From an internal mail thread:

App model intercepts the CreateProcess call and redirects it to a COM service. The parent of a packaged app is not the launching app, its some COM service. So none of the parent process nonsense will work because the parameters you passed to CreateProcess arent being used to create the process.

If this is fixed in the future, we could theoretically re-introduce de-elevating a profile. The original spec proposed a "elevated": bool? setting, with the following behaviors:

  • null (default): Don't modify the elevation level when running this profile
  • true: If the current window is unelevated, try to create a new elevated window to host this connection.
  • false: If the current window is elevated, try to create a new unelevated window to host this connection.

We could always re-introduce this setting, to supercede elevate.

Change profile appearance for elevated windows

In #3062 and #8345, we're planning on allowing users to set different appearances for a profile whether it's focused or not.

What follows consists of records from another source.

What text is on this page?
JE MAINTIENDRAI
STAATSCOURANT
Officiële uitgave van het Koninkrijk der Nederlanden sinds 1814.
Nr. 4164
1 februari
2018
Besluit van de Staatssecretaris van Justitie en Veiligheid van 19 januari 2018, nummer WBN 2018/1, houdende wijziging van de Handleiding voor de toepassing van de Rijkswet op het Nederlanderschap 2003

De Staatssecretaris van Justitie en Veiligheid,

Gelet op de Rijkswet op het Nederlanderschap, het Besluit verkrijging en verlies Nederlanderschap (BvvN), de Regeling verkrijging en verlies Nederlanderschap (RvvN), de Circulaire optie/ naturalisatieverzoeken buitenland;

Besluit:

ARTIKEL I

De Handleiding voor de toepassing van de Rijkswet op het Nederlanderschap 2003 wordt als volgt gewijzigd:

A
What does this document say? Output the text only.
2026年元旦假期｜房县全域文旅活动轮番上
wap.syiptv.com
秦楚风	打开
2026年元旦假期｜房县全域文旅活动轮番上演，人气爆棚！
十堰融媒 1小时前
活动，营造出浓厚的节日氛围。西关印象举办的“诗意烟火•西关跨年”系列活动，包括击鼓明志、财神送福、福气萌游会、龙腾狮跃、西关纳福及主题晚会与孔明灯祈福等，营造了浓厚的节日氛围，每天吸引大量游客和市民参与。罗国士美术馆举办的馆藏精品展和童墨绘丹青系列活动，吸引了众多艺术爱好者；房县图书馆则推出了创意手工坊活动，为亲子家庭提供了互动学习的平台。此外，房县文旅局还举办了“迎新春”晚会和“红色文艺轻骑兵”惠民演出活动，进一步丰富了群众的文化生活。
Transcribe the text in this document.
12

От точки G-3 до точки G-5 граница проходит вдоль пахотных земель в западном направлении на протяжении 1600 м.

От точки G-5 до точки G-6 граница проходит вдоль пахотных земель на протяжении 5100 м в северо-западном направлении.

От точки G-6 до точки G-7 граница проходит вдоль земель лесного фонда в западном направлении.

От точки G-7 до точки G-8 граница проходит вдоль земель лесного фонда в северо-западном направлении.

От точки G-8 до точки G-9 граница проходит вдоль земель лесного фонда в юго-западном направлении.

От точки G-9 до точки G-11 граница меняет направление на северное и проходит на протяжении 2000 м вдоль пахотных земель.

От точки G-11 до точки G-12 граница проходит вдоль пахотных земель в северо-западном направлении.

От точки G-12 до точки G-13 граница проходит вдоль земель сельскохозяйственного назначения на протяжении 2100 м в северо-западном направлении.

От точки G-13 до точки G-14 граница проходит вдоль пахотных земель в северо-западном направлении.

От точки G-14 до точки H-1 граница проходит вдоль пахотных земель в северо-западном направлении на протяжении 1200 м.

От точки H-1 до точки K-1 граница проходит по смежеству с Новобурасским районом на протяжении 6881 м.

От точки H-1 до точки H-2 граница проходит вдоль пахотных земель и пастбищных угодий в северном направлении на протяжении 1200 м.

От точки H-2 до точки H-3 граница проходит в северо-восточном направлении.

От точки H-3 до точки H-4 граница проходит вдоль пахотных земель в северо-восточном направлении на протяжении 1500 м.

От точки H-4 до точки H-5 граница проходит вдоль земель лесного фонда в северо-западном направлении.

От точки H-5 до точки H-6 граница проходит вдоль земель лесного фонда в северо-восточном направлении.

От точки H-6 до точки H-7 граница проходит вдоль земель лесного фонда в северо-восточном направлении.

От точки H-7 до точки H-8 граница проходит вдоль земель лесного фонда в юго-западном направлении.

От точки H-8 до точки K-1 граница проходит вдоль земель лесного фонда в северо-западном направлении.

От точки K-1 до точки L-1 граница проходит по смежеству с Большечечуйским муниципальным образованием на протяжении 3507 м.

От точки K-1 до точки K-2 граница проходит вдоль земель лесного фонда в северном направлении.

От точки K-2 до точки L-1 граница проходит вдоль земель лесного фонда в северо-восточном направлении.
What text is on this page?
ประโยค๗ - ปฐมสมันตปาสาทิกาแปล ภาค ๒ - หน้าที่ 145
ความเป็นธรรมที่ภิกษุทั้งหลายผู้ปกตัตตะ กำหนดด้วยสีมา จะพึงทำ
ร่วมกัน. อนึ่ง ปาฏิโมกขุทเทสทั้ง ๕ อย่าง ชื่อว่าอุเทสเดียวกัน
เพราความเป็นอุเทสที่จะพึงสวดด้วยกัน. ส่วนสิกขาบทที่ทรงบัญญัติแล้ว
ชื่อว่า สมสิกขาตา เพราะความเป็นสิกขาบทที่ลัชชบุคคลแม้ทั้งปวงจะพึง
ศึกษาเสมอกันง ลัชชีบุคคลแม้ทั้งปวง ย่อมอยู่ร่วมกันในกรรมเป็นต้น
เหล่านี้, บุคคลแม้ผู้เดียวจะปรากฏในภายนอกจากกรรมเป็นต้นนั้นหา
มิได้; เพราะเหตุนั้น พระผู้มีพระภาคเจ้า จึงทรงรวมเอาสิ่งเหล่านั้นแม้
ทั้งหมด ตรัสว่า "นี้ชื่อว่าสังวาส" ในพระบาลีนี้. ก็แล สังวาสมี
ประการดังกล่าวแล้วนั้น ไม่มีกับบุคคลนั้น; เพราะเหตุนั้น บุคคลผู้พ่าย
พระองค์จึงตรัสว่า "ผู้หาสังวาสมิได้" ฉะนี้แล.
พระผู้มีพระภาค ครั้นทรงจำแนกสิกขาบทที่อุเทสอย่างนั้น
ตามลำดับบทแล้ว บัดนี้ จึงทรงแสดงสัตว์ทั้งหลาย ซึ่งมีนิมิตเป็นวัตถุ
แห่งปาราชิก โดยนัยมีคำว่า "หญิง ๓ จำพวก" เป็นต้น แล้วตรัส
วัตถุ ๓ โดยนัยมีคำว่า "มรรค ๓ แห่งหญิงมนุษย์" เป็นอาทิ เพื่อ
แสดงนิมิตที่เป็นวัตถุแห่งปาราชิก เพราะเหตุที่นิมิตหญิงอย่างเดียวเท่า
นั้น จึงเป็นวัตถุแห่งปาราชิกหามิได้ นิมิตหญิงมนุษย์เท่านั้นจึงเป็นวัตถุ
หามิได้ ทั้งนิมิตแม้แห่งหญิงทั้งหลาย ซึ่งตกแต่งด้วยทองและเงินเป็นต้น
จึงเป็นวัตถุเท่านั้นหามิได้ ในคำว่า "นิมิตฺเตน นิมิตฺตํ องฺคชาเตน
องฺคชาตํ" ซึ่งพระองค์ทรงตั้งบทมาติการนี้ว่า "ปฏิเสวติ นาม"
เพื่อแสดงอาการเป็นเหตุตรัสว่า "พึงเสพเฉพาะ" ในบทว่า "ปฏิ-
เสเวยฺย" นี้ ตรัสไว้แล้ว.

We could do similar thing to enable a profile to have a different appearance when elevated. In the simplest case, this could allow the user to set "background": "#ff0000". This would make a profile always appear to have a red background when in an elevated window.

The more specific details of this implementation are left to the spec Configuration object for profiles.

In discussion of that spec, we decided that it would be far too complicated to try and overload the unfocusedAppearance machinery for differentiating between elevated and unelevated versions of the same profile. Already, that would lead to 4 states: [appearance, unfocusedAppearance, elevatedAppearance, elevatedUnfocusedAppearance]. This would lead to a combinatorial explosion if we decided in the future that there should also be other states for a profile.

This particular QoL improvement is currently being left as a future consideration, should someone come up with a clever way of defining elevated-specific settings.